Kırk yıllık mücadelenin sonuçları bunu başarabileceğimizi göstermiştir. Böyle bir mücadeleyi her zamankinden daha iddialı, örgütlü, bilinçli biçimde yürüteceğiz ve kazanacağız. Kazanma iddiamızın her zamankinden fazladır.

Önümüzde duran görevlere kuşkusuz kimse basit yaklaşmamalıdır. Zorlukları en az imkanla, en ağır saldırılar altında Apocu çizgide kendini eğiten ve örgütleyen militanlar aşmıştır. Var olmanın ve özgür yaşamanın mümkün olduğunu bize göstermişlerdir. Dolayısıyla söz konusu zorluklar yenilmez değildir, engeller aşılmaz değildir. Yeter ki, Apocu çizgiyi doğru anlayalım, doğru özümseyelim ve bu temelde kendimizi eğitelim, örgütleyelim ve pratikleştirelim. Bu temelde kendimizi direnişe seferber ettiğimiz müddetçe kazanamayacağımız hiçbir şey yoktur. Eskiyi çok çok aşan yeni mücadele süreci içerisindeyiz. Önder Apo “hedefi büyük olanın çabası da büyük olur” dedi. O halde ufkumuz geniş, hedefimiz büyük olsun ki, büyük çaba harcayalım, daha yaratıcı olalım, zengin yol-yöntemler geliştirerek strateji ve taktik ustaları haline gelelim. Buna ulaşıldığında büyük hedeflerin gerçekleştirileceği kesindir.

Böyle bir gelişme üzerinde mücadeleye katılmak büyük bir şanstır. Bu sonucu açığa çıkaran Önderlik gerçeğimizi, şehitlerimizi her zaman şükranla anmalıyız.

Önder Apo “biz sıfırdan başladık” dedi. Şimdi Önder Apo Kürdistan’ı dünyanın öncüsü haline getirdi. Önder Apo’dan bundan başka ne istenebilir! Görevini başarmıştır. Şimdi başarılan görevi sahiplenerek daha da ileriye götürmeyi bilmek gerekir.

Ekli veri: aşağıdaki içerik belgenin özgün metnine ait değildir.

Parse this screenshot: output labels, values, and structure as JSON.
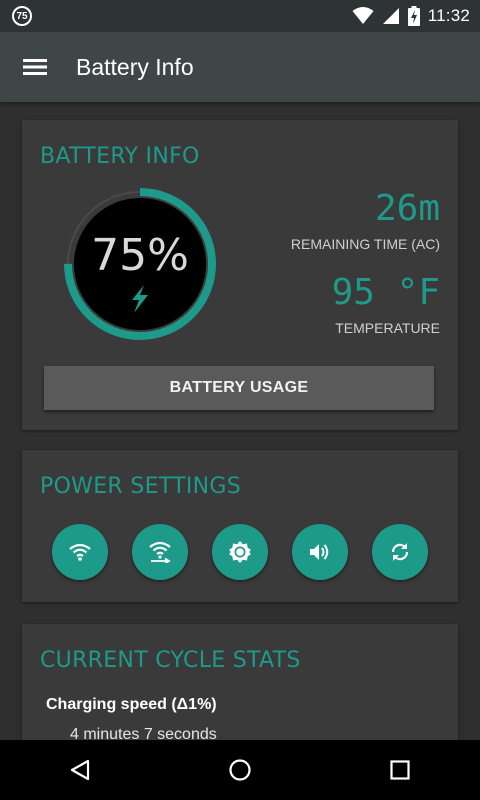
{
  "status_bar": {
    "badge_text": "75",
    "clock": "11:32",
    "icons": [
      "wifi-icon",
      "signal-icon",
      "battery-charging-icon"
    ]
  },
  "app_bar": {
    "title": "Battery Info",
    "menu_icon": "hamburger-menu-icon"
  },
  "battery_card": {
    "title": "BATTERY INFO",
    "percent": 75,
    "percent_text": "75%",
    "remaining_time": "26m",
    "remaining_label": "REMAINING TIME (AC)",
    "temperature": "95 °F",
    "temperature_label": "TEMPERATURE",
    "usage_button": "BATTERY USAGE"
  },
  "power_card": {
    "title": "POWER SETTINGS",
    "toggles": [
      {
        "name": "wifi-toggle",
        "icon": "wifi-icon"
      },
      {
        "name": "hotspot-toggle",
        "icon": "wifi-tethering-icon"
      },
      {
        "name": "brightness-toggle",
        "icon": "brightness-icon"
      },
      {
        "name": "sound-toggle",
        "icon": "volume-icon"
      },
      {
        "name": "sync-toggle",
        "icon": "sync-icon"
      }
    ]
  },
  "cycle_card": {
    "title": "CURRENT CYCLE STATS",
    "charging_speed_label": "Charging speed (Δ1%)",
    "charging_speed_value": "4 minutes 7 seconds"
  },
  "nav_bar": {
    "buttons": [
      "back-icon",
      "home-icon",
      "recents-icon"
    ]
  },
  "colors": {
    "accent": "#1d9a8a",
    "background": "#2f2f2f",
    "card": "#3a3a3a",
    "app_bar": "#3f4746",
    "status_bar": "#2e3433"
  }
}
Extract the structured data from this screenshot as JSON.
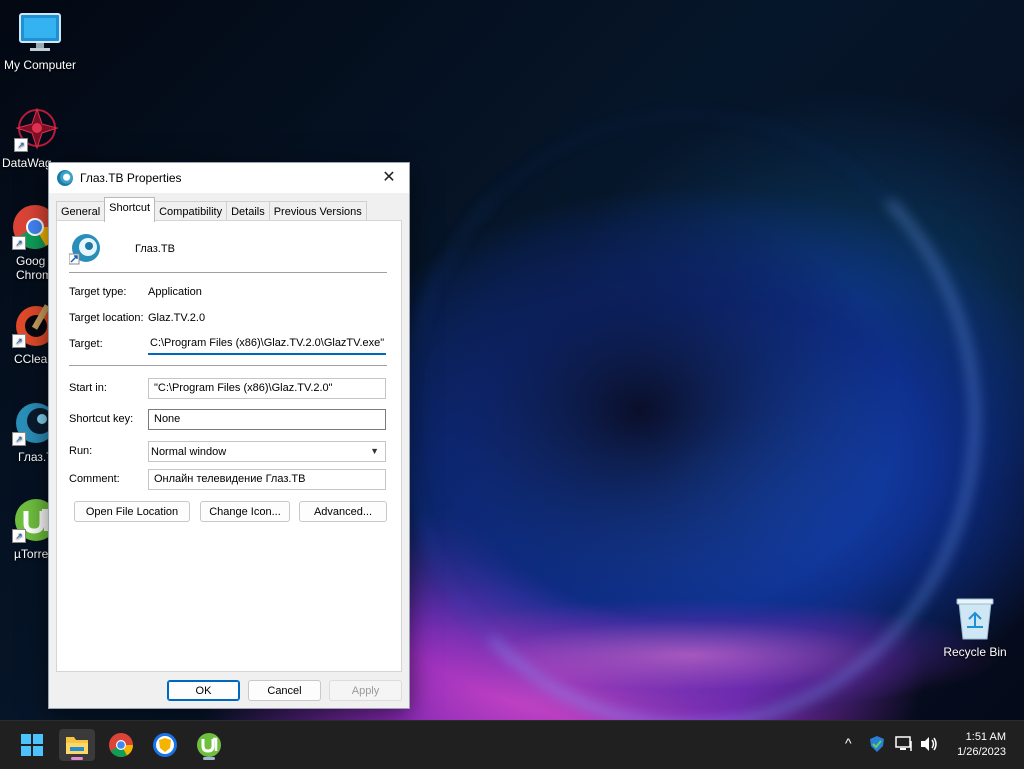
{
  "desktop": {
    "icons": [
      {
        "label": "My Computer"
      },
      {
        "label": "DataWag"
      },
      {
        "label": "Goog\nChrom"
      },
      {
        "label": "CCleaı"
      },
      {
        "label": "Глаз.T"
      },
      {
        "label": "µTorre"
      }
    ],
    "recycle_bin": "Recycle Bin"
  },
  "dialog": {
    "title": "Глаз.ТВ Properties",
    "close_glyph": "✕",
    "tabs": [
      "General",
      "Shortcut",
      "Compatibility",
      "Details",
      "Previous Versions"
    ],
    "active_tab": "Shortcut",
    "app_name": "Глаз.ТВ",
    "fields": {
      "target_type_label": "Target type:",
      "target_type_value": "Application",
      "target_location_label": "Target location:",
      "target_location_value": "Glaz.TV.2.0",
      "target_label": "Target:",
      "target_value": "C:\\Program Files (x86)\\Glaz.TV.2.0\\GlazTV.exe\"",
      "start_in_label": "Start in:",
      "start_in_value": "\"C:\\Program Files (x86)\\Glaz.TV.2.0\"",
      "shortcut_key_label": "Shortcut key:",
      "shortcut_key_value": "None",
      "run_label": "Run:",
      "run_value": "Normal window",
      "comment_label": "Comment:",
      "comment_value": "Онлайн телевидение Глаз.ТВ"
    },
    "buttons": {
      "open_file_location": "Open File Location",
      "change_icon": "Change Icon...",
      "advanced": "Advanced...",
      "ok": "OK",
      "cancel": "Cancel",
      "apply": "Apply"
    }
  },
  "taskbar": {
    "apps": [
      "start",
      "file-explorer",
      "chrome",
      "browser-shield",
      "utorrent"
    ],
    "tray_chevron": "^",
    "clock_time": "1:51 AM",
    "clock_date": "1/26/2023"
  }
}
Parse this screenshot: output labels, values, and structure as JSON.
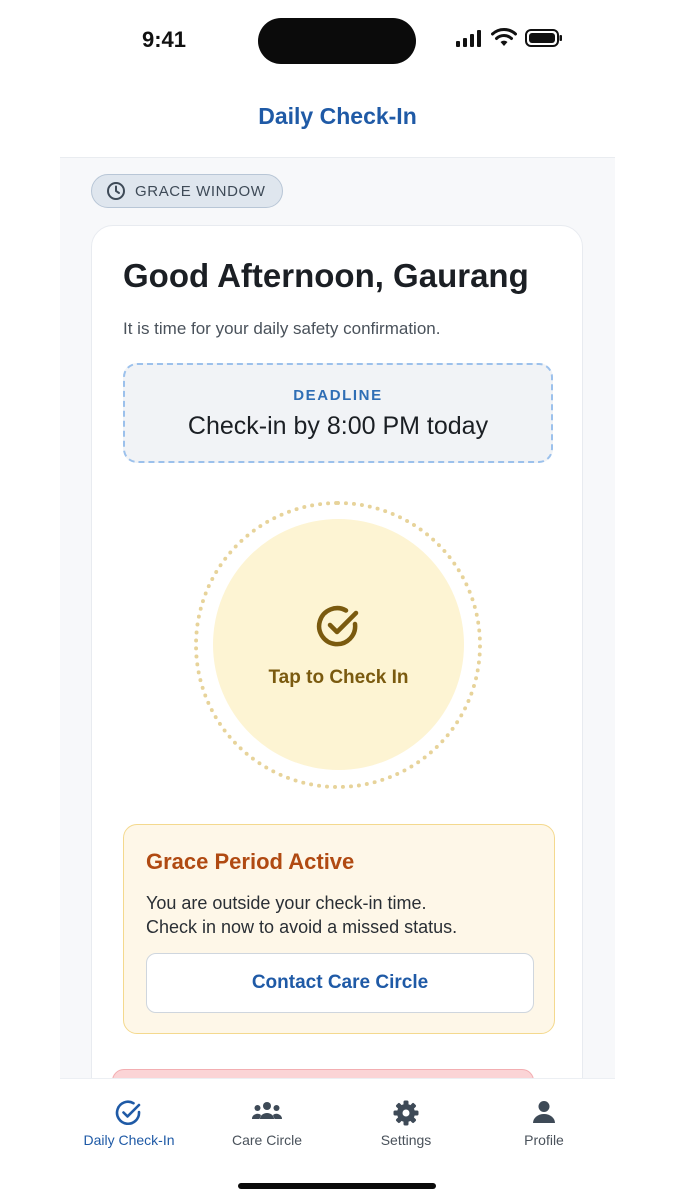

Kürdistan gençliğinin görevi budur ve Apocu gençlik de böyle olur. Bunun dışında Kürt genci, Kürt kızı ve oğlu tanımıyoruz. Bu gençlik Önder Apo’yla adım attı, tanındı, yeni bir iddia ve irade ortaya koydu. Bugün özgürlük halkı ve hareketi haline geldi. Kürt genci olmanın sorumluluğu bunları anlamak ve gereklerini yerine getirmektir. Kırk yıllık savaş tarihimizin dersleri her türlü doğruyu bulmak için yeterlidir. O dersleri özümseyen herkes büyük mücadele gücü olacaktır.

Ortaya çıkan sonuçların sahibi halktır. Önder Apo “PKK özgürlük için mücadele etmek isteyenlerin meydanıdır”dedi. Kim katılır, doğru anlar, sahiplenir ve mücadele ederse sahibi odur. Herkes bunları bilerek pratiğe yönelmeli ve her zaman kendilerini eğitmelidir. Somuta yaklaşılmalı, dikkatli ve örgütlü davranmalı, disiplinli olmalıdırlar. Bu temelde de hep iddialı, hedefleri büyük ve büyük çabanın sahibi olunmalıdır. Apocu tarzı, üslubu ve tempoyu edinerek sürekli kazanılmalıdır. Bir devrim süreci yaşamaktayız. Herkes zamanı iyi değerlendirerek kendisini hızla eğitip hazırlayarak bu büyük hamleye katılmalı ve kutsal devrim gelişimine katkı sunmalıdır.